Scientists with the New England Aquarium identified the whale as right whale #4904, a 4-year-old juvenile female. The Aquarium manages the North Atlantic Right Whale Catalog to track the identification and sighting history of each right whale. This entangled whale is the daughter of right whale #1204, an adult female named “Spindle,” who was recently seen with a new calf off St. Catherines Island, Georgia.
The last known sighting of right whale #4904 was in May 2022 in Massachusetts Bay, and she was not entangled at that point. NOAA Fisheries and their partners reviewed initial images from January 8, which showed her to have numerous wounds across her body and whale lice on her head.
Entanglement response teams did not mount a response at the initial sighting because it was too late in the day and the whale was too far from shore. However, as conditions permit, NOAA Fisheries will work with authorized responders and trained experts to resight her. They will further document the entanglement, and determine if an entanglement response will be possible.

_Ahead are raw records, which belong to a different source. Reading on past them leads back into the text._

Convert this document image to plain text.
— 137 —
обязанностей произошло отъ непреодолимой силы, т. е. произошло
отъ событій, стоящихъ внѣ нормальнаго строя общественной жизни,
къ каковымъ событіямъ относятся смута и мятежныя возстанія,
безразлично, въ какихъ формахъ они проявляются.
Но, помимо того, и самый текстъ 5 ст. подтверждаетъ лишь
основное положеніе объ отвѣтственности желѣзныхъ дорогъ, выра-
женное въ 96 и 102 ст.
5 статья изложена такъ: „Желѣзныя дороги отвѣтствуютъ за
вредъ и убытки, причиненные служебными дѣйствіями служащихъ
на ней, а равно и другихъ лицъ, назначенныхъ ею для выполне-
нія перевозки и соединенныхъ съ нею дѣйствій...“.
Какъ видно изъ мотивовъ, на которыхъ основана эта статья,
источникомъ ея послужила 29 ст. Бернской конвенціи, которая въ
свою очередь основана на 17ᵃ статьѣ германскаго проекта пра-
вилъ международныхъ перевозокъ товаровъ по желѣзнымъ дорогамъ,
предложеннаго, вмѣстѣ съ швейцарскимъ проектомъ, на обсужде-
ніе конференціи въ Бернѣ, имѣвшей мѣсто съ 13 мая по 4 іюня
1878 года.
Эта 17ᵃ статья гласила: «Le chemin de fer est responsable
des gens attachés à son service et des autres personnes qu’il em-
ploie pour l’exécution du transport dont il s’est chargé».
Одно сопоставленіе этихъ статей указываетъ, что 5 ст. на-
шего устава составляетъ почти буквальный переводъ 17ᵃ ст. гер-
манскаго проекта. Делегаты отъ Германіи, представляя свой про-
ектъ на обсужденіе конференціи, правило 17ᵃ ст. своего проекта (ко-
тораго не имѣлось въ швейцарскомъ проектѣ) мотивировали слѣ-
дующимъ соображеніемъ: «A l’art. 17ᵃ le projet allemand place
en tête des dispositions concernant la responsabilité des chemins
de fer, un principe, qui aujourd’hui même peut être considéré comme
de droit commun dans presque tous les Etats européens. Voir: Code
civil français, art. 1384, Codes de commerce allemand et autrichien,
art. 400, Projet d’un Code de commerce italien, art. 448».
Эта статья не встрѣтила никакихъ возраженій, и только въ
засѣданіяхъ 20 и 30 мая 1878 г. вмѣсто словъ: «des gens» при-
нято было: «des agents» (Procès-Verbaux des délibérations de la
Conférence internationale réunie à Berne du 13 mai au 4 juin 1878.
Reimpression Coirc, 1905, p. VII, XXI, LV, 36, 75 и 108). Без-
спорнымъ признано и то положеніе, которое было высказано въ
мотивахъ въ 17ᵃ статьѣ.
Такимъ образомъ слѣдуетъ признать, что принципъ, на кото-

Right whale #4904 is the 94th right whale documented in the ongoing North Atlantic right whale Unusual Mortality Event, which was first launched in 2017. This UME includes dead, seriously injured, and sub-lethally injured or ill whales. Researchers estimate there are fewer than 70 reproductively active females remaining, and approximately 325-335 North Atlantic right whales left in the world, from Canada to Florida.